In a May 2022 survey, Autolist asked 1,300 Americans why they were reluctant to buy an electric vehicle (EV). The number one reason, cited by 48 percent of respondents, was EV costs—the perception that they’re too expensive to buy or lease.
A study released the same month argues that price tags shouldn’t scare off potential EV buyers. That’s because EV costs in the US are often lower on a monthly basis than those of gas-powered vehicles, the analysis found, although the comparison varies by car model and location.
For companies that offer products or services to EV drivers, the geographic nuances of the EV cost equation offer clues into business opportunities across the country.
A Second Look at EV Costs
Energy Innovation: Policy and Technology, a firm that bills itself as a nonpartisan think tank, found that when comparing the EV and gasoline versions of two vehicles—the Hyundai Kona SEL and the Ford F-150—the EV offering was cheaper to own per month in every state.
For other models, such as the Volvo XC40, the Hyundai Kona Limited, and the Nissan Leaf (when compared to the Nissan Versa), the EV was cheaper in nearly half of states.
By analyzing these geographic trends in EV costs along with other location-specific data like gas prices, EV charging infrastructure, and customer attitudes toward renewable energy, business leaders can create the location intelligence needed to forecast demand. If buyers discern that EVs do in fact represent a better value, companies need to be one step ahead of those evolving customer choices, or risk being left behind.
For instance, property developers in California—which has the most charging stations of any state in the US—need to forecast potential charging demands before breaking ground on new subdivisions or mixed-use neighborhoods. A real estate COO looking at this study would see that in the Golden State, along with other EV-friendly states like Colorado and Oregon, EV costs for every model analyzed were lower than those of the fuel-powered alternative—suggesting a promising outlook for future adoption.
In regions where market opportunities for EVs are growing, company and community leaders are excited about the advent of apps like Charge4All, a tool that uses geographic information system (GIS) technology to identify the best and most equitable locations for plug-in installation.
A Patchwork of Progress on Green Vehicles and EV Costs
A restaurant or store owner could incorporate this study’s data into a GIS analysis to determine whether offering electric charging in parking lots might attract more visitors. For example, the study found that in midwestern states like Wisconsin, Ohio, and Michigan, gas-powered cars are often still cheaper; there, business planners might take a more incremental approach to EV infrastructure.

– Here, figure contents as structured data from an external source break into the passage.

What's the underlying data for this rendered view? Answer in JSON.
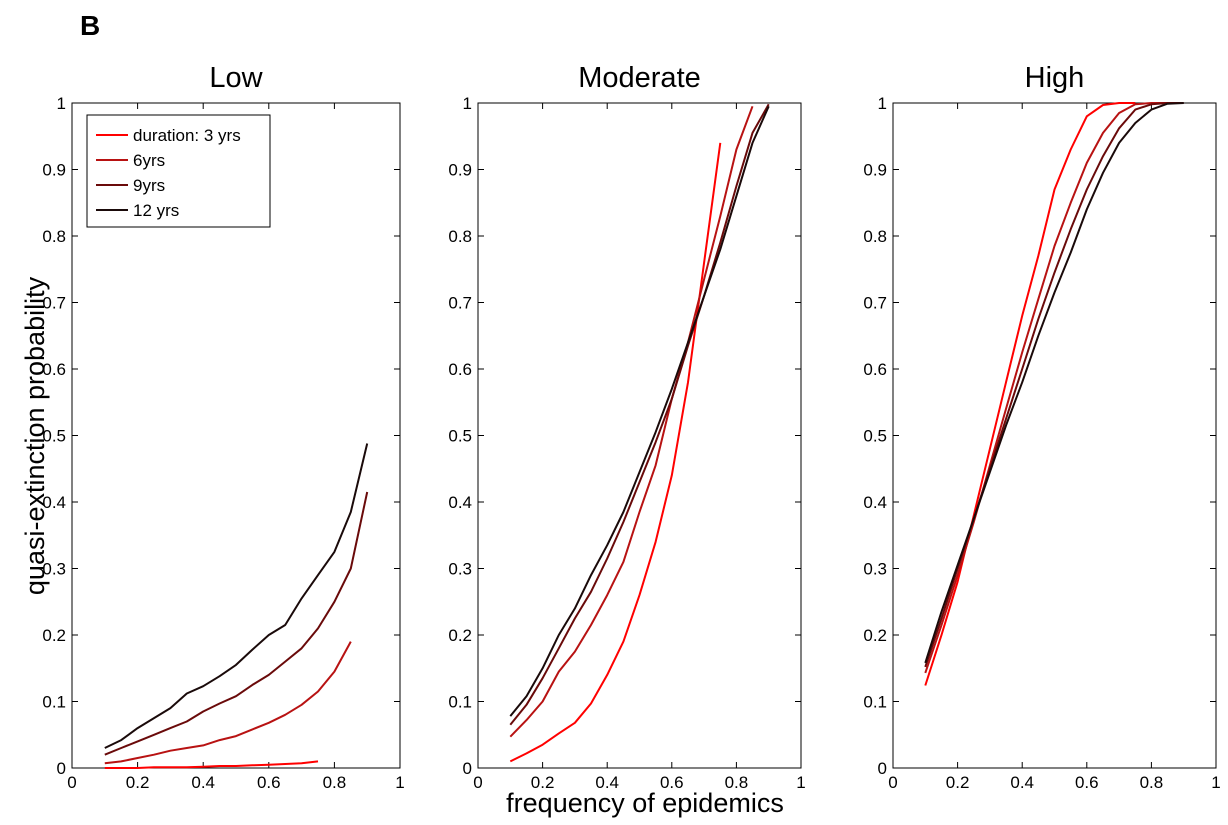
{
  "figure": {
    "panel_letter": "B",
    "xlabel": "frequency of epidemics",
    "ylabel": "quasi-extinction probability"
  },
  "legend": {
    "entries": [
      "duration: 3 yrs",
      "6yrs",
      "9yrs",
      "12 yrs"
    ]
  },
  "colors": {
    "duration_3": "#ff0000",
    "duration_6": "#b81212",
    "duration_9": "#6a0a0a",
    "duration_12": "#1a0a0a"
  },
  "chart_data": [
    {
      "type": "line",
      "title": "Low",
      "xlim": [
        0,
        1
      ],
      "ylim": [
        0,
        1
      ],
      "xticks": [
        "0",
        "0.2",
        "0.4",
        "0.6",
        "0.8",
        "1"
      ],
      "yticks": [
        "0",
        "0.1",
        "0.2",
        "0.3",
        "0.4",
        "0.5",
        "0.6",
        "0.7",
        "0.8",
        "0.9",
        "1"
      ],
      "legend_position": "top-left",
      "series": [
        {
          "name": "duration: 3 yrs",
          "x": [
            0.1,
            0.15,
            0.2,
            0.25,
            0.3,
            0.35,
            0.4,
            0.45,
            0.5,
            0.55,
            0.6,
            0.65,
            0.7,
            0.75
          ],
          "y": [
            0.0,
            0.0,
            0.0,
            0.001,
            0.001,
            0.001,
            0.002,
            0.003,
            0.003,
            0.004,
            0.005,
            0.006,
            0.007,
            0.01
          ]
        },
        {
          "name": "6yrs",
          "x": [
            0.1,
            0.15,
            0.2,
            0.25,
            0.3,
            0.35,
            0.4,
            0.45,
            0.5,
            0.55,
            0.6,
            0.65,
            0.7,
            0.75,
            0.8,
            0.85
          ],
          "y": [
            0.007,
            0.01,
            0.015,
            0.02,
            0.026,
            0.03,
            0.034,
            0.042,
            0.048,
            0.058,
            0.068,
            0.08,
            0.095,
            0.115,
            0.145,
            0.19
          ]
        },
        {
          "name": "9yrs",
          "x": [
            0.1,
            0.15,
            0.2,
            0.25,
            0.3,
            0.35,
            0.4,
            0.45,
            0.5,
            0.55,
            0.6,
            0.65,
            0.7,
            0.75,
            0.8,
            0.85,
            0.9
          ],
          "y": [
            0.02,
            0.03,
            0.04,
            0.05,
            0.06,
            0.07,
            0.085,
            0.097,
            0.108,
            0.125,
            0.14,
            0.16,
            0.18,
            0.21,
            0.25,
            0.3,
            0.415
          ]
        },
        {
          "name": "12 yrs",
          "x": [
            0.1,
            0.15,
            0.2,
            0.25,
            0.3,
            0.35,
            0.4,
            0.45,
            0.5,
            0.55,
            0.6,
            0.65,
            0.7,
            0.75,
            0.8,
            0.85,
            0.9
          ],
          "y": [
            0.03,
            0.042,
            0.06,
            0.075,
            0.09,
            0.112,
            0.123,
            0.138,
            0.155,
            0.178,
            0.2,
            0.215,
            0.255,
            0.29,
            0.325,
            0.385,
            0.488
          ]
        }
      ]
    },
    {
      "type": "line",
      "title": "Moderate",
      "xlim": [
        0,
        1
      ],
      "ylim": [
        0,
        1
      ],
      "xticks": [
        "0",
        "0.2",
        "0.4",
        "0.6",
        "0.8",
        "1"
      ],
      "yticks": [
        "0",
        "0.1",
        "0.2",
        "0.3",
        "0.4",
        "0.5",
        "0.6",
        "0.7",
        "0.8",
        "0.9",
        "1"
      ],
      "series": [
        {
          "name": "duration: 3 yrs",
          "x": [
            0.1,
            0.15,
            0.2,
            0.25,
            0.3,
            0.35,
            0.4,
            0.45,
            0.5,
            0.55,
            0.6,
            0.65,
            0.7,
            0.75
          ],
          "y": [
            0.01,
            0.022,
            0.035,
            0.052,
            0.068,
            0.097,
            0.14,
            0.19,
            0.26,
            0.34,
            0.44,
            0.58,
            0.76,
            0.94
          ]
        },
        {
          "name": "6yrs",
          "x": [
            0.1,
            0.15,
            0.2,
            0.25,
            0.3,
            0.35,
            0.4,
            0.45,
            0.5,
            0.55,
            0.6,
            0.65,
            0.7,
            0.75,
            0.8,
            0.85
          ],
          "y": [
            0.047,
            0.072,
            0.1,
            0.145,
            0.175,
            0.215,
            0.26,
            0.31,
            0.385,
            0.455,
            0.555,
            0.64,
            0.735,
            0.83,
            0.93,
            0.995
          ]
        },
        {
          "name": "9yrs",
          "x": [
            0.1,
            0.15,
            0.2,
            0.25,
            0.3,
            0.35,
            0.4,
            0.45,
            0.5,
            0.55,
            0.6,
            0.65,
            0.7,
            0.75,
            0.8,
            0.85,
            0.9
          ],
          "y": [
            0.065,
            0.095,
            0.135,
            0.18,
            0.225,
            0.265,
            0.315,
            0.37,
            0.43,
            0.49,
            0.555,
            0.635,
            0.71,
            0.79,
            0.875,
            0.955,
            0.998
          ]
        },
        {
          "name": "12 yrs",
          "x": [
            0.1,
            0.15,
            0.2,
            0.25,
            0.3,
            0.35,
            0.4,
            0.45,
            0.5,
            0.55,
            0.6,
            0.65,
            0.7,
            0.75,
            0.8,
            0.85,
            0.9
          ],
          "y": [
            0.078,
            0.108,
            0.15,
            0.2,
            0.24,
            0.29,
            0.335,
            0.385,
            0.445,
            0.505,
            0.57,
            0.64,
            0.71,
            0.78,
            0.86,
            0.94,
            0.995
          ]
        }
      ]
    },
    {
      "type": "line",
      "title": "High",
      "xlim": [
        0,
        1
      ],
      "ylim": [
        0,
        1
      ],
      "xticks": [
        "0",
        "0.2",
        "0.4",
        "0.6",
        "0.8",
        "1"
      ],
      "yticks": [
        "0",
        "0.1",
        "0.2",
        "0.3",
        "0.4",
        "0.5",
        "0.6",
        "0.7",
        "0.8",
        "0.9",
        "1"
      ],
      "series": [
        {
          "name": "duration: 3 yrs",
          "x": [
            0.1,
            0.15,
            0.2,
            0.25,
            0.3,
            0.35,
            0.4,
            0.45,
            0.5,
            0.55,
            0.6,
            0.65,
            0.7,
            0.75
          ],
          "y": [
            0.124,
            0.2,
            0.28,
            0.38,
            0.48,
            0.58,
            0.68,
            0.77,
            0.87,
            0.93,
            0.98,
            0.997,
            1.0,
            1.0
          ]
        },
        {
          "name": "6yrs",
          "x": [
            0.1,
            0.15,
            0.2,
            0.25,
            0.3,
            0.35,
            0.4,
            0.45,
            0.5,
            0.55,
            0.6,
            0.65,
            0.7,
            0.75,
            0.8,
            0.85
          ],
          "y": [
            0.143,
            0.215,
            0.29,
            0.37,
            0.455,
            0.54,
            0.625,
            0.705,
            0.785,
            0.85,
            0.91,
            0.955,
            0.985,
            0.998,
            1.0,
            1.0
          ]
        },
        {
          "name": "9yrs",
          "x": [
            0.1,
            0.15,
            0.2,
            0.25,
            0.3,
            0.35,
            0.4,
            0.45,
            0.5,
            0.55,
            0.6,
            0.65,
            0.7,
            0.75,
            0.8,
            0.85,
            0.9
          ],
          "y": [
            0.152,
            0.225,
            0.3,
            0.375,
            0.45,
            0.525,
            0.6,
            0.675,
            0.745,
            0.81,
            0.87,
            0.92,
            0.962,
            0.99,
            0.998,
            1.0,
            1.0
          ]
        },
        {
          "name": "12 yrs",
          "x": [
            0.1,
            0.15,
            0.2,
            0.25,
            0.3,
            0.35,
            0.4,
            0.45,
            0.5,
            0.55,
            0.6,
            0.65,
            0.7,
            0.75,
            0.8,
            0.85,
            0.9
          ],
          "y": [
            0.158,
            0.235,
            0.305,
            0.375,
            0.445,
            0.515,
            0.58,
            0.65,
            0.715,
            0.775,
            0.84,
            0.895,
            0.94,
            0.97,
            0.99,
            0.999,
            1.0
          ]
        }
      ]
    }
  ]
}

A national owner of service shops or automotive parts stores would want to anticipate where customers will be choosing gas- or electric-powered cars. Such location intelligence can inform everything from hiring and training technicians to stocking the right merchandise in stores.
To navigate this transition to cleaner transportation, company leaders need spatially aware technology like GIS that can layer critical information over company assets, furnishing business insight that informs strategic decisions.
Monitoring a Moving Target in Sustainability
To reach their EV cost conclusions, the study authors considered fuel and maintenance costs; financing; state fees and taxes; insurance; and, most significantly, local and federal rebates, including the $7,500 federal EV tax credit. That credit no longer applies when a manufacturer exceeds 200,000 EV sales per year—a cap that Ford and Nissan are likely to hit in 2022.
Auto companies are currently lobbying Congress to lift the cap—making state and federal legislation yet another front that businesses with a stake in EV adoption should monitor. As the EV market matures, GIS-powered dashboards serve as platforms where decision-makers can unify and analyze multiple data streams, gaining clarity on where consumer shifts are—and aren’t—happening, and then secure an advantage.